The policy would set out the regulations for administration to follow when awarding contracts.
The process would be “very clearly set out,” Catherine Constable, the city’s manager of legislative services, said.
As Constable explained, having council be responsible for awarding contracts means they are put in a position of legal liability.
Constable noted research has looked at best practices and how other municipalities deal with contract awards in drafting the proposal.
Coun. Dan Boyd however, brought forward significant concerns around it, pointing out it would take away from what is now a fairly transparent process.
He pointed out it’s through the current method that issues have been brought to council’s attention. Had the contract to beautify Alexander Street simply gone to administration the concerns over public safety in the area would not have come forward, he pointed out, and the contract would not have been put on hold in light of the issues.
Both Constable and Lindsay Schneider, the city’s acting director of corporate services, said there could be other opportunities for input from the public.

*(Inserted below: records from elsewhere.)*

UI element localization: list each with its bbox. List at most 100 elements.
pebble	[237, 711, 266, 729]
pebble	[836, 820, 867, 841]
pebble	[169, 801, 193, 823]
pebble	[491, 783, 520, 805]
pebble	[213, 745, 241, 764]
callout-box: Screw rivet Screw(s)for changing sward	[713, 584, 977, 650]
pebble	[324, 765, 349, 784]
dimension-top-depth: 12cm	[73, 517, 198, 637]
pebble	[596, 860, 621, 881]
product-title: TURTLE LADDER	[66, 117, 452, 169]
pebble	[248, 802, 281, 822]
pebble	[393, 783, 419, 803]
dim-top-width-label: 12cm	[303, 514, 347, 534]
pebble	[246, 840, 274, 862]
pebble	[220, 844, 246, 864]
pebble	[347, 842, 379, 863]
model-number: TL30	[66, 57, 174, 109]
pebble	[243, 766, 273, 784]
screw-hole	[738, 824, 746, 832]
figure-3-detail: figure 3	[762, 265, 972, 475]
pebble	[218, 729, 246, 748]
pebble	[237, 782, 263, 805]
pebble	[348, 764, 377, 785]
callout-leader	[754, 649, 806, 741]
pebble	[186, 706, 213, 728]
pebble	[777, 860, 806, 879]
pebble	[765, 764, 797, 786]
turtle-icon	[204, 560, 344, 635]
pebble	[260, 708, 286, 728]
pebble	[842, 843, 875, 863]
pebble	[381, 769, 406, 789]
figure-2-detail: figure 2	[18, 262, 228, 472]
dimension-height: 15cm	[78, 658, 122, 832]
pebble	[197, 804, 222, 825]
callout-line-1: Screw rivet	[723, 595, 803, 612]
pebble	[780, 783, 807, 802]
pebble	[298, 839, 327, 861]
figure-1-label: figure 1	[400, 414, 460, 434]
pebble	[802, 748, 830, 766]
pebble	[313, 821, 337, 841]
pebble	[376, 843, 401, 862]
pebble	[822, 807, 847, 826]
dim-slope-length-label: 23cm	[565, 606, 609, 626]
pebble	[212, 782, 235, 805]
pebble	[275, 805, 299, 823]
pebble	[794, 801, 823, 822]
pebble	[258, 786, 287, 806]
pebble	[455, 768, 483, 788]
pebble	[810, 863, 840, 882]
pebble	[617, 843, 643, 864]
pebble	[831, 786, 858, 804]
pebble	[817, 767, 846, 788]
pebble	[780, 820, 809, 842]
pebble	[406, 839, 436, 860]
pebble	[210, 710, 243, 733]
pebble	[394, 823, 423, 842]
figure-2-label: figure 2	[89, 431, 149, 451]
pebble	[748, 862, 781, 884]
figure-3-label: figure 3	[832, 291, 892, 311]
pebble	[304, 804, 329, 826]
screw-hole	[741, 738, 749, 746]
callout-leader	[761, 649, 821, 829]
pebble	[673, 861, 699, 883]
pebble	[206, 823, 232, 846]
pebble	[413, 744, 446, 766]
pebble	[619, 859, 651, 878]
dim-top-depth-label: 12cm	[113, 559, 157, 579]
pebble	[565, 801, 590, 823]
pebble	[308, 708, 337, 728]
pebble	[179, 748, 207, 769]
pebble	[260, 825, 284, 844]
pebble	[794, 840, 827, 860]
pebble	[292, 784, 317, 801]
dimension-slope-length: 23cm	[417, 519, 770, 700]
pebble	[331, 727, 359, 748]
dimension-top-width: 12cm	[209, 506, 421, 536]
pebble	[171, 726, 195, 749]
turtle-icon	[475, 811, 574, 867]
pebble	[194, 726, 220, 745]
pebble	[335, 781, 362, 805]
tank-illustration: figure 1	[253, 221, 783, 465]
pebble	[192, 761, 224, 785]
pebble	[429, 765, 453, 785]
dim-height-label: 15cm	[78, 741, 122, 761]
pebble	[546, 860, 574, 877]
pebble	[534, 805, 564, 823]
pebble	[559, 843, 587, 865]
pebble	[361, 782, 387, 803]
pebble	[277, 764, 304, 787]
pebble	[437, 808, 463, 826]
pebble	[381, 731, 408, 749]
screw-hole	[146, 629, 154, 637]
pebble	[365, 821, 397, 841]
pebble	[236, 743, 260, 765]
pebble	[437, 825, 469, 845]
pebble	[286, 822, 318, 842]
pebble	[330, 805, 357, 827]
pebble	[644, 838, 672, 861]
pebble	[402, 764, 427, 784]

Budget discussions, information reports ahead of the award and other methods could be used to inform the public on contracts that will be coming up for award, they said.
Coun. Laura Cabott pointed out that if the city were to go in that direction there would need to be a more robust process for council to consider the budget when it comes forward.
Meanwhile, Coun. Steve Roddick continued to highlight his hope for a policy that would go beyond looking at finances alone and also factor in the impact purchases have on the local economy and sustainability among other factors.
“There are multiplier effects,” he said of local purchases, noting that a local supplier may be purchasing their own goods locally which has a greater impact on the local economy and may also on the sustainability side reduce the emissions as fewer goods need to come up the highway.
Specifically, he suggested a sliding scale could be used to measure the impact locally.
While details are not being provided on the policy, Constable said the document does address local procurement.
“It is addressed in the draft,” she said.
Despite the concerns they brought forward with the policy, members agreed it is ready to be put out to stakeholders for input back.
Coun. Samson Hartland also voiced his concerns, as he’s done in the past, around sole-sourcing contracts, arguing that should only happen when there are no other options available. That should be clear in any new policy put to council, he said.
It’s anticipated the document will come back to council before the end of the year.